The State treasurer was delighted. It solved a ticklish proposition for him.

"I'm glad to have seen you," he said. "I'm glad we've met. I'll drop in and talk with you some time when I'm down this way. We'll have lunch together."

The State treasurer, for some odd reason, felt that Mr. Cowperwood was a man who could make him some money. His eye was so keen; his expression was so alert, and yet so subtle. He told the governor and some other of his associates about him.

So the award was finally made; Cowperwood, after some private negotiations in which he met the officers of Drexel & Co., was paid his twenty thousand dollars and turned his share of the award over to them. New faces showed up in his office now from time to time--among them that of Van Nostrand and one Terrence Relihan, a representative of some other political forces at Harrisburg. He was introduced to the governor one day at lunch.

His name was mentioned in the papers, and his prestige grew rapidly.

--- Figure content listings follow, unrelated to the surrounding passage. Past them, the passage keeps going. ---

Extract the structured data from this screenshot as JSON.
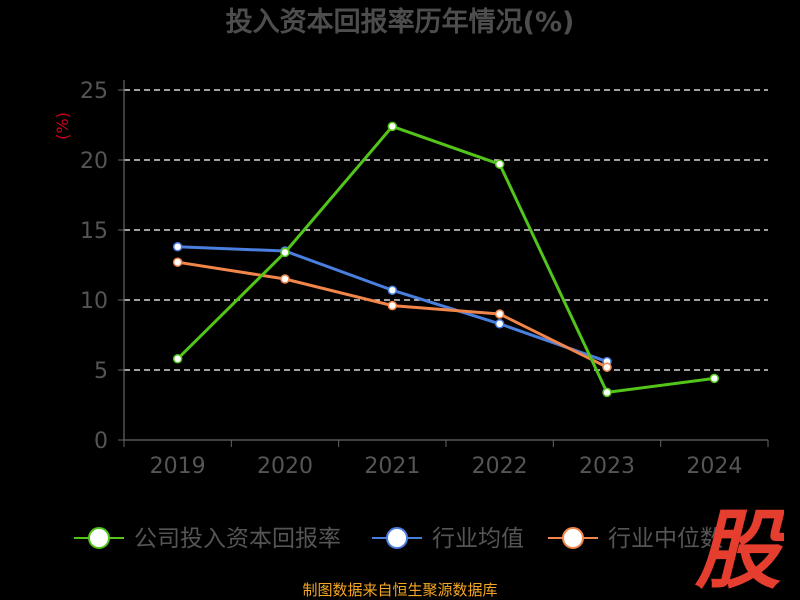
{
  "chart_data": {
    "type": "line",
    "title": "投入资本回报率历年情况(%)",
    "ylabel": "(%)",
    "categories": [
      "2019",
      "2020",
      "2021",
      "2022",
      "2023",
      "2024"
    ],
    "y_ticks": [
      "0",
      "5",
      "10",
      "15",
      "20",
      "25"
    ],
    "ylim": [
      0,
      25
    ],
    "grid": true,
    "legend_position": "bottom",
    "series": [
      {
        "name": "公司投入资本回报率",
        "color": "#52c41a",
        "values": [
          5.8,
          13.4,
          22.4,
          19.7,
          3.4,
          4.4
        ]
      },
      {
        "name": "行业均值",
        "color": "#4a7fe0",
        "values": [
          13.8,
          13.5,
          10.7,
          8.3,
          5.6,
          null
        ]
      },
      {
        "name": "行业中位数",
        "color": "#f2854a",
        "values": [
          12.7,
          11.5,
          9.6,
          9.0,
          5.2,
          null
        ]
      }
    ]
  },
  "watermark": {
    "text": "股",
    "color": "#e53e2e"
  },
  "source_text": "制图数据来自恒生聚源数据库"
}
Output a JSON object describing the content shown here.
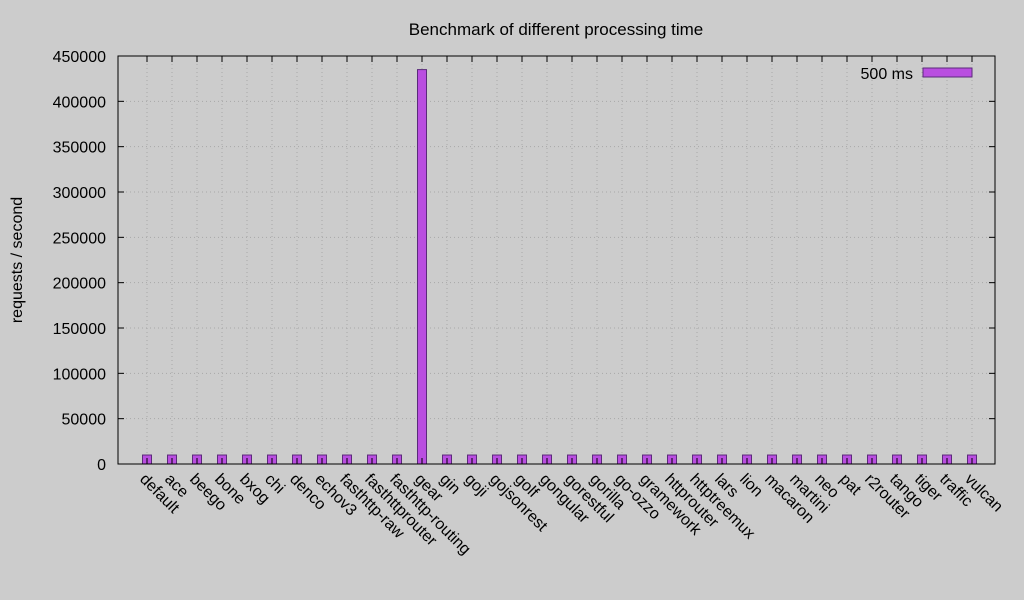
{
  "chart_data": {
    "type": "bar",
    "title": "Benchmark of different processing time",
    "xlabel": "",
    "ylabel": "requests / second",
    "ylim": [
      0,
      450000
    ],
    "yticks": [
      "0",
      "50000",
      "100000",
      "150000",
      "200000",
      "250000",
      "300000",
      "350000",
      "400000",
      "450000"
    ],
    "grid": true,
    "legend_position": "top-right",
    "categories": [
      "default",
      "ace",
      "beego",
      "bone",
      "bxog",
      "chi",
      "denco",
      "echov3",
      "fasthttp-raw",
      "fasthttprouter",
      "fasthttp-routing",
      "gear",
      "gin",
      "goji",
      "gojsonrest",
      "golf",
      "gongular",
      "gorestful",
      "gorilla",
      "go-ozzo",
      "gramework",
      "httprouter",
      "httptreemux",
      "lars",
      "lion",
      "macaron",
      "martini",
      "neo",
      "pat",
      "r2router",
      "tango",
      "tiger",
      "traffic",
      "vulcan"
    ],
    "series": [
      {
        "name": "500 ms",
        "color": "#b94ee0",
        "values": [
          9900,
          9900,
          9900,
          9900,
          9900,
          9900,
          9900,
          9900,
          9900,
          9900,
          9900,
          435000,
          9900,
          9900,
          9900,
          9900,
          9900,
          9900,
          9900,
          9900,
          9900,
          9900,
          9900,
          9900,
          9900,
          9900,
          9900,
          9900,
          9900,
          9900,
          9900,
          9900,
          9900,
          9900
        ]
      }
    ]
  }
}
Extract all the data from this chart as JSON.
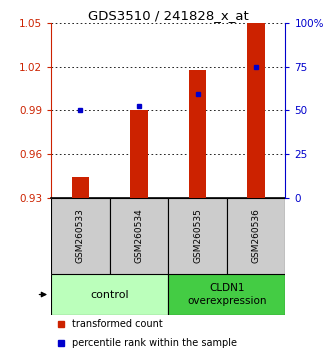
{
  "title": "GDS3510 / 241828_x_at",
  "samples": [
    "GSM260533",
    "GSM260534",
    "GSM260535",
    "GSM260536"
  ],
  "red_values": [
    0.944,
    0.99,
    1.018,
    1.05
  ],
  "blue_values": [
    0.99,
    0.993,
    1.001,
    1.02
  ],
  "ylim_left": [
    0.93,
    1.05
  ],
  "yticks_left": [
    0.93,
    0.96,
    0.99,
    1.02,
    1.05
  ],
  "yticks_right": [
    0,
    25,
    50,
    75,
    100
  ],
  "ylim_right": [
    0,
    100
  ],
  "bar_color": "#cc2200",
  "dot_color": "#0000cc",
  "ctrl_color": "#bbffbb",
  "cldn_color": "#44cc44",
  "sample_box_color": "#cccccc",
  "legend_red": "transformed count",
  "legend_blue": "percentile rank within the sample",
  "bar_width": 0.3
}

Immediately he began working on plans with young Ellsworth for his new house. He was going to build something exceptional this time, he told Lillian. They were going to have to do some entertaining--entertaining on a larger scale than ever. North Front Street was becoming too tame. He put the house up for sale, consulted with his father and found that he also was willing to move. The son's prosperity had redounded to the credit of the father. The directors of the bank were becoming much more friendly to the old man. Next year President Kugel was going to retire. Because of his son's noted coup, as well as his long service, he was going to be made president. Frank was a large borrower from his father's bank. By the same token he was a large depositor. His connection with Edward Butler was significant. He sent his father's bank certain accounts which it otherwise could not have secured. The city treasurer became interested in it, and the State treasurer.

Cowperwood, Sr., stood to earn twenty thousand a year as president, and he owed much of it to his son. The two families were now on the best of terms. Anna, now twenty-one, and Edward and Joseph frequently spent the night at Frank's house. Lillian called almost daily at his mother's. There was much interchange of family gossip, and it was thought well to build side by side. So Cowperwood, Sr., bought fifty feet of ground next to his son's thirty-five, and together they commenced the erection of two charming, commodious homes, which were to be connected by a covered passageway, or pergola, which could be inclosed with glass in winter.

The most popular local stone, a green granite was chosen; but Mr. Ellsworth promised to present it in such a way that it would be especially pleasing. Cowperwood, Sr., decided that he could afford to spent seventy-five thousand dollars--he was now worth two hundred and fifty thousand; and Frank decided that he could risk fifty, seeing that he could raise money on a mortgage. He planned at the same time to remove his office farther south on Third Street and occupy a building of his own. He knew where an option was to be had on a twenty-five-foot building, which, though old, could be given a new brownstone front and made very significant.

He saw in his mind's eye a handsome building, fitted with an immense plate-glass window; inside his hardwood fixtures visible; and over the door, or to one side of it, set in bronze letters, Cowperwood & Co. Vaguely but surely he began to see looming before him, like a fleecy tinted cloud on the horizon, his future fortune. He was to be rich, very, very rich.